Папочку от обиды непослушания его мнения сдернуло с места, мать выгнали с работы, и если бы не дедушка и бабушка, которые были счастливы розовой девочке с белыми кудряшками за ушками, и им было совершенно все равно, как звали внучку… Дедушка звал ее Рашенькой, а бабушка Хилечкой. Выжили. Тем более что на этот раз все так быстро и легко кончилось. И даже было подвергнуто, опять же, народному осуждению за излишнюю ретивость.
Так русская девочка навсегда в людском понимании осталась клейменной глупым материнским сном. Отца все забыли, дедушка с бабушкой были убиты на собственном огороде, за бутылку водки, которая оказалась простой водой. От злости разочарования парни лопатами порубили стариков. На суде они рвали рубахи, мол, разве б они стали за простую воду жизни решать, они ж хорошие ребята, просто опохмел требовал решительных мер. Их родители в суде же с места тоже кричали, что мальчикам цены нет в трезвости.

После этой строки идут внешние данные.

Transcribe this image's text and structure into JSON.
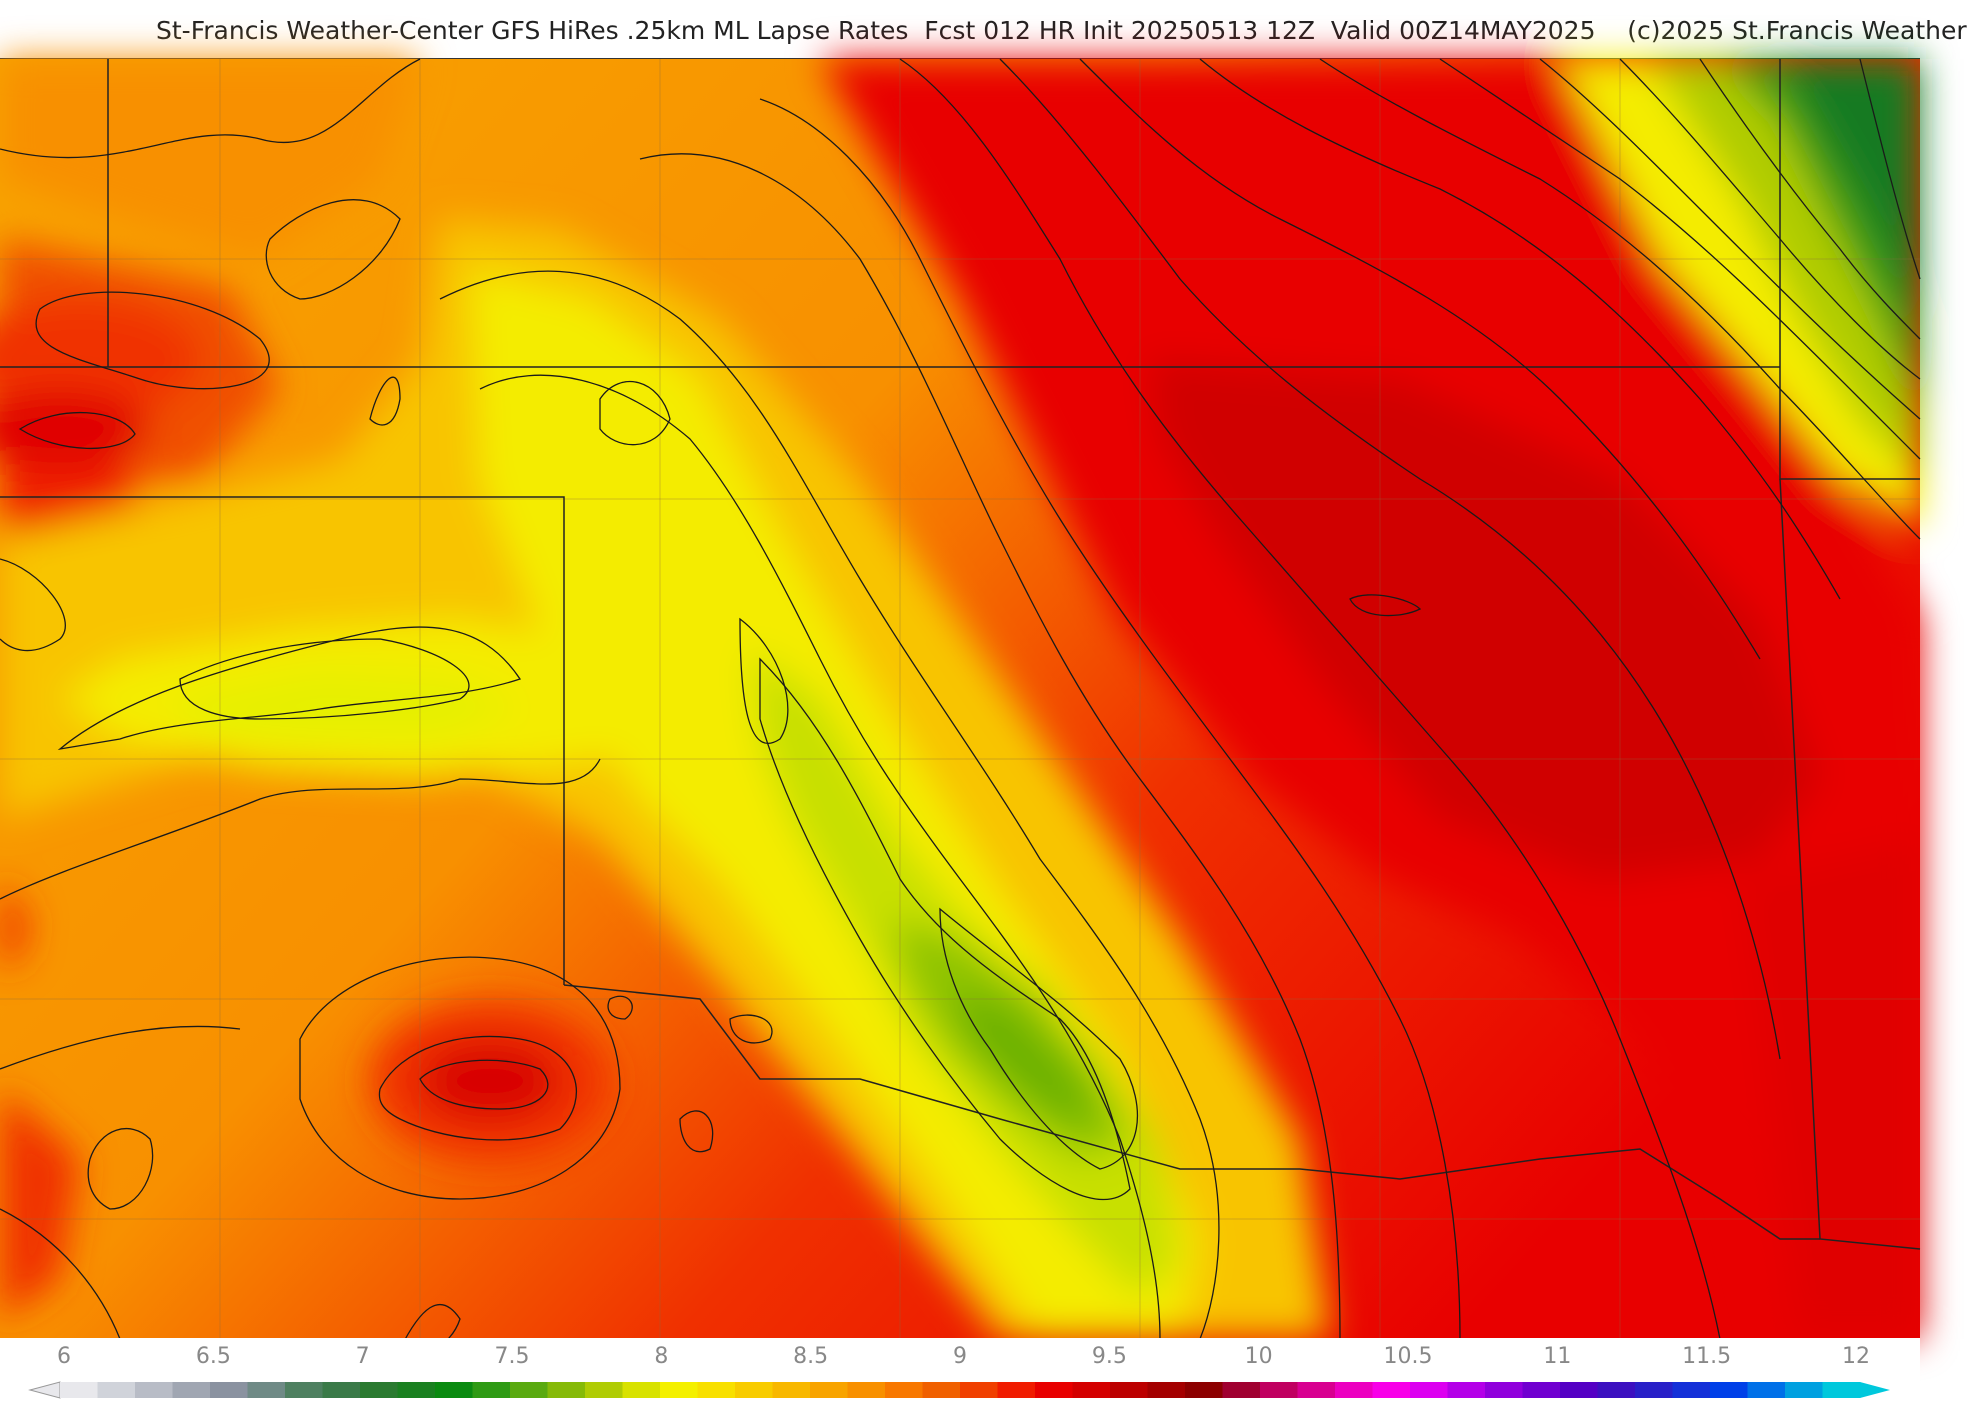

Рахиль окончила филологический факультет Московского университета и хотела идти в школу, чтоб помочь жить маме, но ей предложили аспирантуру, так как ее дипломная работа «Письма Чехова как нравственное завещание двадцатому веку» получила первый приз на конкурсе чеховских работ. И хоть жить на одну учительскую зарплату было трудно, мама, гордая таким предложением дочери, строго сказала: «Иди, и думать нечего. Что мне надо эдакое, чтоб не хватало. Аспирантура – это же счастье».

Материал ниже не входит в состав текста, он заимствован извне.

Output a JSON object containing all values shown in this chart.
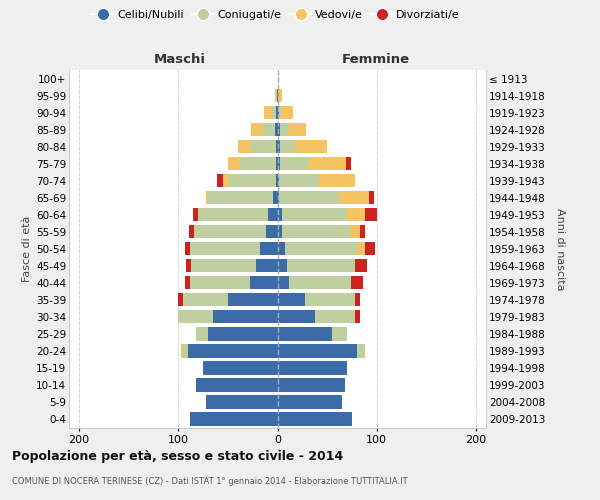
{
  "age_groups": [
    "0-4",
    "5-9",
    "10-14",
    "15-19",
    "20-24",
    "25-29",
    "30-34",
    "35-39",
    "40-44",
    "45-49",
    "50-54",
    "55-59",
    "60-64",
    "65-69",
    "70-74",
    "75-79",
    "80-84",
    "85-89",
    "90-94",
    "95-99",
    "100+"
  ],
  "birth_years": [
    "2009-2013",
    "2004-2008",
    "1999-2003",
    "1994-1998",
    "1989-1993",
    "1984-1988",
    "1979-1983",
    "1974-1978",
    "1969-1973",
    "1964-1968",
    "1959-1963",
    "1954-1958",
    "1949-1953",
    "1944-1948",
    "1939-1943",
    "1934-1938",
    "1929-1933",
    "1924-1928",
    "1919-1923",
    "1914-1918",
    "≤ 1913"
  ],
  "maschi": {
    "celibi": [
      88,
      72,
      82,
      75,
      90,
      70,
      65,
      50,
      28,
      22,
      18,
      12,
      10,
      5,
      2,
      2,
      2,
      3,
      2,
      1,
      0
    ],
    "coniugati": [
      0,
      0,
      0,
      0,
      5,
      12,
      35,
      45,
      60,
      65,
      70,
      72,
      70,
      65,
      48,
      36,
      25,
      12,
      4,
      0,
      0
    ],
    "vedovi": [
      0,
      0,
      0,
      0,
      2,
      0,
      0,
      0,
      0,
      0,
      0,
      0,
      0,
      2,
      5,
      12,
      13,
      12,
      8,
      2,
      0
    ],
    "divorziati": [
      0,
      0,
      0,
      0,
      0,
      0,
      0,
      5,
      5,
      5,
      5,
      5,
      5,
      0,
      6,
      0,
      0,
      0,
      0,
      0,
      0
    ]
  },
  "femmine": {
    "nubili": [
      75,
      65,
      68,
      70,
      80,
      55,
      38,
      28,
      12,
      10,
      8,
      5,
      5,
      2,
      2,
      3,
      3,
      3,
      2,
      0,
      0
    ],
    "coniugate": [
      0,
      0,
      0,
      0,
      8,
      15,
      40,
      50,
      62,
      68,
      72,
      68,
      65,
      60,
      40,
      28,
      15,
      8,
      2,
      0,
      0
    ],
    "vedove": [
      0,
      0,
      0,
      0,
      0,
      0,
      0,
      0,
      0,
      0,
      8,
      10,
      18,
      30,
      36,
      38,
      32,
      18,
      12,
      5,
      0
    ],
    "divorziate": [
      0,
      0,
      0,
      0,
      0,
      0,
      5,
      5,
      12,
      12,
      10,
      5,
      12,
      5,
      0,
      5,
      0,
      0,
      0,
      0,
      0
    ]
  },
  "colors": {
    "celibi_nubili": "#3B6CA8",
    "coniugati": "#BFCFA0",
    "vedovi": "#F5C462",
    "divorziati": "#CC2222"
  },
  "xlim": 210,
  "title": "Popolazione per età, sesso e stato civile - 2014",
  "subtitle": "COMUNE DI NOCERA TERINESE (CZ) - Dati ISTAT 1° gennaio 2014 - Elaborazione TUTTITALIA.IT",
  "ylabel_left": "Fasce di età",
  "ylabel_right": "Anni di nascita",
  "xlabel_left": "Maschi",
  "xlabel_right": "Femmine",
  "bg_color": "#efefef",
  "plot_bg": "#ffffff",
  "grid_color": "#cccccc"
}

Так решением мамы Рахиль осталась в Москве, с блеском защитилась, вышла замуж, родила сына, вернулась в Донецк, стала доцентом филфака, а на одно время стала и его деканом; похоронила маму, у которой инсульт случился в момент, когда она входила в троллейбус, инсульт, как выяснилось, копеечный, зато удар затылком при падении был вполне несовместим с возвращением к живым. Комнату бабушки занял сын, а потом как-то, почти через день или два, с ним поселилась птичка-невеличка с постоянно голыми и видимыми до трусов ногами, из комнаты раздавался здоровый детский смех, и Рахиль как-то спокойно, почти радостно поняла, что бежит уже по окончательной дороге, потому что все главное свершилось. Конечно, надо бы дождаться внуков. Но сигналы из этого отсека души шли слабые, как бы и не очень ей нужны были внуки. Больнее щипало другое: у нее лежала почти готовая докторская, одно время только о ней и думалось, а потом все как-то заглохло. Ну, идет себе жизнь, спокойная, размеренная, зачем ей другая. А диссертация – это такая дырка в голове!